Of course, the use of property does not automatically make a tax just, just that it does a better job of treating all subjects to the sovereign as equal in his paternal eyes. The benefit offered to the poor is taken away by the injustice done to the rich.
So, to quote the inimitable Zippy:
“Thoughts?”
AMDG
EDIT:
AHA! I feel very affirmed, I followed some links to the previous article and ended up at the Orthosphere. Zippy says in a comment there:
Again, precisely what is at issue is if it is possible for the sovereign to commit theft against his subjects (whether he labels it a “tax” or not), and under precisely what conditions.

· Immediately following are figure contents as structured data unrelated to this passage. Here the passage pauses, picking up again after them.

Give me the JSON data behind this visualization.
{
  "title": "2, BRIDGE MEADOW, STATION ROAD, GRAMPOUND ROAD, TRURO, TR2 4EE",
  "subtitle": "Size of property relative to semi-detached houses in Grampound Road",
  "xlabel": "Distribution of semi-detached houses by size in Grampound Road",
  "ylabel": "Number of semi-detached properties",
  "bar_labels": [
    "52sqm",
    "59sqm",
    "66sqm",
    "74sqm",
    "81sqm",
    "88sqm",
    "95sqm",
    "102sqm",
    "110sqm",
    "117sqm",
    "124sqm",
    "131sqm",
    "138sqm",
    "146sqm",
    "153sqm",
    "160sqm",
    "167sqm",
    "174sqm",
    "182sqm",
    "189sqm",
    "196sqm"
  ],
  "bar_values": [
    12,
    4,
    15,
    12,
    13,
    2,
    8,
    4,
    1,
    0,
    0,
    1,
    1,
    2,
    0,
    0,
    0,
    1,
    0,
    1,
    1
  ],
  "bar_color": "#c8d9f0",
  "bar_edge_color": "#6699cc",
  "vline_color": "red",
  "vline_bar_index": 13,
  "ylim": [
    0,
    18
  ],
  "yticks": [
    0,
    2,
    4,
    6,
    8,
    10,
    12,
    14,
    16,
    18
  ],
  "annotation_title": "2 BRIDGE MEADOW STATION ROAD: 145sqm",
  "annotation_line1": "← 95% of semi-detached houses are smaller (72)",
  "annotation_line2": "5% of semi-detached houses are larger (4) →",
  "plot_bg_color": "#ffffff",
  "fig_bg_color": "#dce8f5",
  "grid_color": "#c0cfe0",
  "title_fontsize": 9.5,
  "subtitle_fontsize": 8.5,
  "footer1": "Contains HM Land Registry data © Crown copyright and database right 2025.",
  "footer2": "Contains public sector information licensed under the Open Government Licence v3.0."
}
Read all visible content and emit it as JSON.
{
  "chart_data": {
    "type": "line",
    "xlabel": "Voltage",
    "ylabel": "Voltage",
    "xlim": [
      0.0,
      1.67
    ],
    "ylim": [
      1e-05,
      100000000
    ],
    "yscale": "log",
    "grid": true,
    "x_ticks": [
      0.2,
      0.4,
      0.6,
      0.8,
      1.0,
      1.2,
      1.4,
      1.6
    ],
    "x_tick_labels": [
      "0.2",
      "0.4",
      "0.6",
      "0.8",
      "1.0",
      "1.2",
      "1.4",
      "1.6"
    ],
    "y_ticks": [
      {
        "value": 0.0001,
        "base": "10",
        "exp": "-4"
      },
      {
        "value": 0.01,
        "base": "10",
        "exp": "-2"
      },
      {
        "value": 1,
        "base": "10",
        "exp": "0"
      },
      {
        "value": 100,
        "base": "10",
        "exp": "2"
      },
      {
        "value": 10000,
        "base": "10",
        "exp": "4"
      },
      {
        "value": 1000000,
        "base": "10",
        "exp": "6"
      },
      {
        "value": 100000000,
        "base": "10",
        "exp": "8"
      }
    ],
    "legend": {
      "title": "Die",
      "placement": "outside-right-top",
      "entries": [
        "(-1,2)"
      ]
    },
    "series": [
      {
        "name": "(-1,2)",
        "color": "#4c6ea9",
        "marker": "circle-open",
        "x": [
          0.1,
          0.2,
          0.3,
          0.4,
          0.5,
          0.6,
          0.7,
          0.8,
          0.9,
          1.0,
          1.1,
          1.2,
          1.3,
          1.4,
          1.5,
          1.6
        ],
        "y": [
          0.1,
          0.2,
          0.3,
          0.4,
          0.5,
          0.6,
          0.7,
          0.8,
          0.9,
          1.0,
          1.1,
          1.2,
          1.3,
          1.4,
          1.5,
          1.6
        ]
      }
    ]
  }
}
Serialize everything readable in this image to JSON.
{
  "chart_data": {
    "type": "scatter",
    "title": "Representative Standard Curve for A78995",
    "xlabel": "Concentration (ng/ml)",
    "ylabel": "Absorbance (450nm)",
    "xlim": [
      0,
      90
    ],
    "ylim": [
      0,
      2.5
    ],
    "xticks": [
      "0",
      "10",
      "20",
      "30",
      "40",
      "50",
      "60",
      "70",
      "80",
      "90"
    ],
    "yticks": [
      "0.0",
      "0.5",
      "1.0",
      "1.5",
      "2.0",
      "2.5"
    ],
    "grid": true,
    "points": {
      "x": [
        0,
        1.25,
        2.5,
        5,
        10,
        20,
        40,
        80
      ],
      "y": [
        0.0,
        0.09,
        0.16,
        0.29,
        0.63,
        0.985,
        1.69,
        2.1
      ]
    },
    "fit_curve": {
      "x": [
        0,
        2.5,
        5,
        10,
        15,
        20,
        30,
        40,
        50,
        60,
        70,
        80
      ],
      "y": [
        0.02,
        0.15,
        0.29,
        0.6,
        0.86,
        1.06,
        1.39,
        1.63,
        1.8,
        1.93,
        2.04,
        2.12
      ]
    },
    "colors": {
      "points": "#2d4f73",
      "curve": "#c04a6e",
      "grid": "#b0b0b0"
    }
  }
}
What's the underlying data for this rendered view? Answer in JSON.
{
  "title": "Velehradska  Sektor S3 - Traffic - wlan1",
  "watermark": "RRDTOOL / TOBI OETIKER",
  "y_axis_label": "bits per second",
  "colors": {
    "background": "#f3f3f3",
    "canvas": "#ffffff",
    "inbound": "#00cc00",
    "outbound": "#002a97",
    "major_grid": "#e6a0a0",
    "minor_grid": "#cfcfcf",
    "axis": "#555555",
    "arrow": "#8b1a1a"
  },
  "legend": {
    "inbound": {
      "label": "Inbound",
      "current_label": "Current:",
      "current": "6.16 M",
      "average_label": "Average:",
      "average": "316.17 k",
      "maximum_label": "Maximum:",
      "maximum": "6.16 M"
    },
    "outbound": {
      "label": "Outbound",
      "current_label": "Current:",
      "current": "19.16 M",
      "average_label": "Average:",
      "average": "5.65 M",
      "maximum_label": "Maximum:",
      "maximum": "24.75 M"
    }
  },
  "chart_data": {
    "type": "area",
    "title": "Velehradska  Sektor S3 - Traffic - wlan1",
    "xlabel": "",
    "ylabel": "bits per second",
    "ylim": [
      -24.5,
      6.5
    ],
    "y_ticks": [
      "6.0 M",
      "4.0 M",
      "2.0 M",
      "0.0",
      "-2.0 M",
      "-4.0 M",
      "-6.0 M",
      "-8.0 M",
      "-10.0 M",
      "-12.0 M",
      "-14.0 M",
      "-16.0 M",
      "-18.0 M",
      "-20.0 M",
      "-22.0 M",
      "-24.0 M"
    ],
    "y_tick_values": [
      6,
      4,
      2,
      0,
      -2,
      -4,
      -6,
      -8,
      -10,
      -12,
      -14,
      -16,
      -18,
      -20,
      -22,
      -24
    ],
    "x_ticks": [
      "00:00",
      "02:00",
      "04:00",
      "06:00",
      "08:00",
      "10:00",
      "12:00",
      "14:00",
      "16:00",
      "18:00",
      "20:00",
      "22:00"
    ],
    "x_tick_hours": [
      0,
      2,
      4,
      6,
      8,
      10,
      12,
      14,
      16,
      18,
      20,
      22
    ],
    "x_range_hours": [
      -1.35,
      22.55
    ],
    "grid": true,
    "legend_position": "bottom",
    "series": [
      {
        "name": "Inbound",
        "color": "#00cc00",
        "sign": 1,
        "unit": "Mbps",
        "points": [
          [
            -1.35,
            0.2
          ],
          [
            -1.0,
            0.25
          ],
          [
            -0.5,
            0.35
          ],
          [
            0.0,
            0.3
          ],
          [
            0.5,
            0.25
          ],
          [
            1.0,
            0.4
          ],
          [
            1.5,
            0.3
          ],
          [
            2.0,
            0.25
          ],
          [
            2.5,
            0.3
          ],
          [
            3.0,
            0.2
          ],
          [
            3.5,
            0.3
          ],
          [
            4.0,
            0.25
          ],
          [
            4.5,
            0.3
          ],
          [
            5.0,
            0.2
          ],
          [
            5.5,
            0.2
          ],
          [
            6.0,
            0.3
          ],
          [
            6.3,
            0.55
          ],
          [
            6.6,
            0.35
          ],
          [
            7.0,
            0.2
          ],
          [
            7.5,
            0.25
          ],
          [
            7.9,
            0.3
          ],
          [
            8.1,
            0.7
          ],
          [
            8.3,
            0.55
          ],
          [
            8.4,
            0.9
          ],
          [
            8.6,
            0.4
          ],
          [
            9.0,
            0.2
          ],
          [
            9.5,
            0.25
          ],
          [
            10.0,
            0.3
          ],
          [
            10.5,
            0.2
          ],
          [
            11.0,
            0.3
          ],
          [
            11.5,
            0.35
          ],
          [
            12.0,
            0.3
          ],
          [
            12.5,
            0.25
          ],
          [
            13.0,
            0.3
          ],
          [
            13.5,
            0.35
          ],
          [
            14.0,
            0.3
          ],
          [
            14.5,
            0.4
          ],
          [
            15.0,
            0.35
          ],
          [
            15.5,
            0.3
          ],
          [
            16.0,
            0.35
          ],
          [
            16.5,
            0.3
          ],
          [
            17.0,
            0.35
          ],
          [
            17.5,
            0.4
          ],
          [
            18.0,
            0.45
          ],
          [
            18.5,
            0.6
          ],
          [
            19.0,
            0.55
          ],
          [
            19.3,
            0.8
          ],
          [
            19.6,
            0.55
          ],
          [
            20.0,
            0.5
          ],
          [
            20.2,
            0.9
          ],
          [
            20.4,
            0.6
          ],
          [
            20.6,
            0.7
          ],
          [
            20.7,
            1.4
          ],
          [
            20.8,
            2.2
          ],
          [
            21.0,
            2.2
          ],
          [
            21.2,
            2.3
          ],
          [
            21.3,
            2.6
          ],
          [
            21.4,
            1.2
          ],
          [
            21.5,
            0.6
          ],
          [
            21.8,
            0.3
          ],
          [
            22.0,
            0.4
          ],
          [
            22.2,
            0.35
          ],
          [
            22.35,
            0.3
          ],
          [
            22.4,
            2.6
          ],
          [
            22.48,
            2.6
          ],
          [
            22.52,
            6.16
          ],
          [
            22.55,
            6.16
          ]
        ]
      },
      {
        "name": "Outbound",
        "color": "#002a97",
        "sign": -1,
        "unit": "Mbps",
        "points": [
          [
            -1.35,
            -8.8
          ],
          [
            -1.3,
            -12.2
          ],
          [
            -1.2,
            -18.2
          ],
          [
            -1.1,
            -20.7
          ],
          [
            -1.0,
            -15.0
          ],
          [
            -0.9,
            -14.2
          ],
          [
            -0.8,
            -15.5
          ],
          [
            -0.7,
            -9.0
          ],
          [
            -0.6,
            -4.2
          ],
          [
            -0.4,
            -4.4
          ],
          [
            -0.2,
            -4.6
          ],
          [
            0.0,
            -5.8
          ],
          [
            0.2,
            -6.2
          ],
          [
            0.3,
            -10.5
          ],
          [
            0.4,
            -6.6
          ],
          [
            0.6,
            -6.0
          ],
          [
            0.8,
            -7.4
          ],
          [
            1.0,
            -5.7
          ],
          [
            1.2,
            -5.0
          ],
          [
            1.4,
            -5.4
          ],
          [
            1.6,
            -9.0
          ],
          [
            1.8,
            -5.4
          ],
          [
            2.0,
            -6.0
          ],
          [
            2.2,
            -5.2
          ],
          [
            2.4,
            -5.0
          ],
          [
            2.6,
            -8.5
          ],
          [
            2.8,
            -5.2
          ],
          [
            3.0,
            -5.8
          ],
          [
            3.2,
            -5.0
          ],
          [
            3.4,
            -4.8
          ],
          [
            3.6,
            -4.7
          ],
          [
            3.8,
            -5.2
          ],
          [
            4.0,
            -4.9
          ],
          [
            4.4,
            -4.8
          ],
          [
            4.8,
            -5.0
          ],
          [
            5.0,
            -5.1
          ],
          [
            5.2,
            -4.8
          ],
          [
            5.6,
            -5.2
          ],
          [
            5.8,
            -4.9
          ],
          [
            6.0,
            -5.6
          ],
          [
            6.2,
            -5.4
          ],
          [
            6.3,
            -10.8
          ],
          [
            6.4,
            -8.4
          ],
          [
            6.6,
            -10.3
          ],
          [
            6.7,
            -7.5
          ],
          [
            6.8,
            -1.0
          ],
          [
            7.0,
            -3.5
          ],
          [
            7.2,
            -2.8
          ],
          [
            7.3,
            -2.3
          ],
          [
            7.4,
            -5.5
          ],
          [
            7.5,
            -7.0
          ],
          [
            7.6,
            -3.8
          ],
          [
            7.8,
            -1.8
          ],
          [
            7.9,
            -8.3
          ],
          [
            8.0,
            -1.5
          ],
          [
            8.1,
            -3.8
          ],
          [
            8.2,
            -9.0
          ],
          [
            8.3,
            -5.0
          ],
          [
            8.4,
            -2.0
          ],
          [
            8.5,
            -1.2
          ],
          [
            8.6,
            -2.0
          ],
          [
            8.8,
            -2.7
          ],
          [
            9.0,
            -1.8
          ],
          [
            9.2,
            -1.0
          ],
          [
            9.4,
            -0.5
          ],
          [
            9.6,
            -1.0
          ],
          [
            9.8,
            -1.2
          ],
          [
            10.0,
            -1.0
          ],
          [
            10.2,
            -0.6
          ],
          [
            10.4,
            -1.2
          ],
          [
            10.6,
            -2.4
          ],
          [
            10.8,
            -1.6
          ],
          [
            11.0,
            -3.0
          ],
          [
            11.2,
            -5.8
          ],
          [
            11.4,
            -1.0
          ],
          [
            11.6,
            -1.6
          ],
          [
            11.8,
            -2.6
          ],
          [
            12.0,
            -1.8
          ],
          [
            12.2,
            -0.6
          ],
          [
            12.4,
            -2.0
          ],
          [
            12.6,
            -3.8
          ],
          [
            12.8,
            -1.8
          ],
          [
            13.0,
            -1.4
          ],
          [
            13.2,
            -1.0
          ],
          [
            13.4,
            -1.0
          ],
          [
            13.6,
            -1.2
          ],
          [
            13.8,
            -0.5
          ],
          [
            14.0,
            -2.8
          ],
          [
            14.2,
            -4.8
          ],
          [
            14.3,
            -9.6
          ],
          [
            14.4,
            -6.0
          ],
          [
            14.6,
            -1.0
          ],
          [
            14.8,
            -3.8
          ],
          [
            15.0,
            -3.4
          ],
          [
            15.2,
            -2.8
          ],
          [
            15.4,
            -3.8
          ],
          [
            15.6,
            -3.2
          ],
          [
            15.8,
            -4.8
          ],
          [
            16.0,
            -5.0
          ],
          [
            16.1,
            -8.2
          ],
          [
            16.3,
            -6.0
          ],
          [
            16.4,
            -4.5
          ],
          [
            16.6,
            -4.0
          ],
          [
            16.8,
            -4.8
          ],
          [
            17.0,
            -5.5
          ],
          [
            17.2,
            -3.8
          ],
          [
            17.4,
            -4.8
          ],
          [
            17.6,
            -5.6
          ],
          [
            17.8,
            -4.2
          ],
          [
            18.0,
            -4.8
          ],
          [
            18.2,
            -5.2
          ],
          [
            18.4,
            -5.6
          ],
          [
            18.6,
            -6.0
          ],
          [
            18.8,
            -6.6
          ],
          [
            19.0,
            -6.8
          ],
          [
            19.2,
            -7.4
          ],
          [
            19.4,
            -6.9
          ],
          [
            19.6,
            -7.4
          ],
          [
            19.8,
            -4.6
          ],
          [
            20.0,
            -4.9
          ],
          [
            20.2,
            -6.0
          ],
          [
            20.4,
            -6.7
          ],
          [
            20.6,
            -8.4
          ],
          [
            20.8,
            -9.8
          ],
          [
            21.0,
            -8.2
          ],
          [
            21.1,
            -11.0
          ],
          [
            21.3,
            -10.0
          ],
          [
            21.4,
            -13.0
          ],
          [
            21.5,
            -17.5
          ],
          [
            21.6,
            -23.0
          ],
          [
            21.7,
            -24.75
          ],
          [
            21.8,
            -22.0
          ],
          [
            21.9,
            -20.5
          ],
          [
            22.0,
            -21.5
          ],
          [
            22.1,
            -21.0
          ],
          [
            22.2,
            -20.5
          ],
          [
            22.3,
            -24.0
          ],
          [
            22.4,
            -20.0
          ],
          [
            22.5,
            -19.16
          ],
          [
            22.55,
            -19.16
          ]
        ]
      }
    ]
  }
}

Someone might contend that it is not — that all ownership is merely delegation of sovereign authority rather than a distinct authority in its own right under the natural law. But playing games with labels (“tax”) and declaring taxation licit is just a pointless nominalist rhetorical gambit which attempts to avoid what is at issue rather than addressing it.
My theory of currency is derivative of this: Currency represents future property, so it is a stand in for ownership until the unit of currency can be traded for a unit of real property. The delegated authority follows. Zippy is aware of this logical conclusion but did not follow it through to the currency used to acquire property. I don’t know why.
I’ll count this as a win though, it is nice to see I am not treading any new ground just discovering old ground that is so well worn as to be unrecognizable!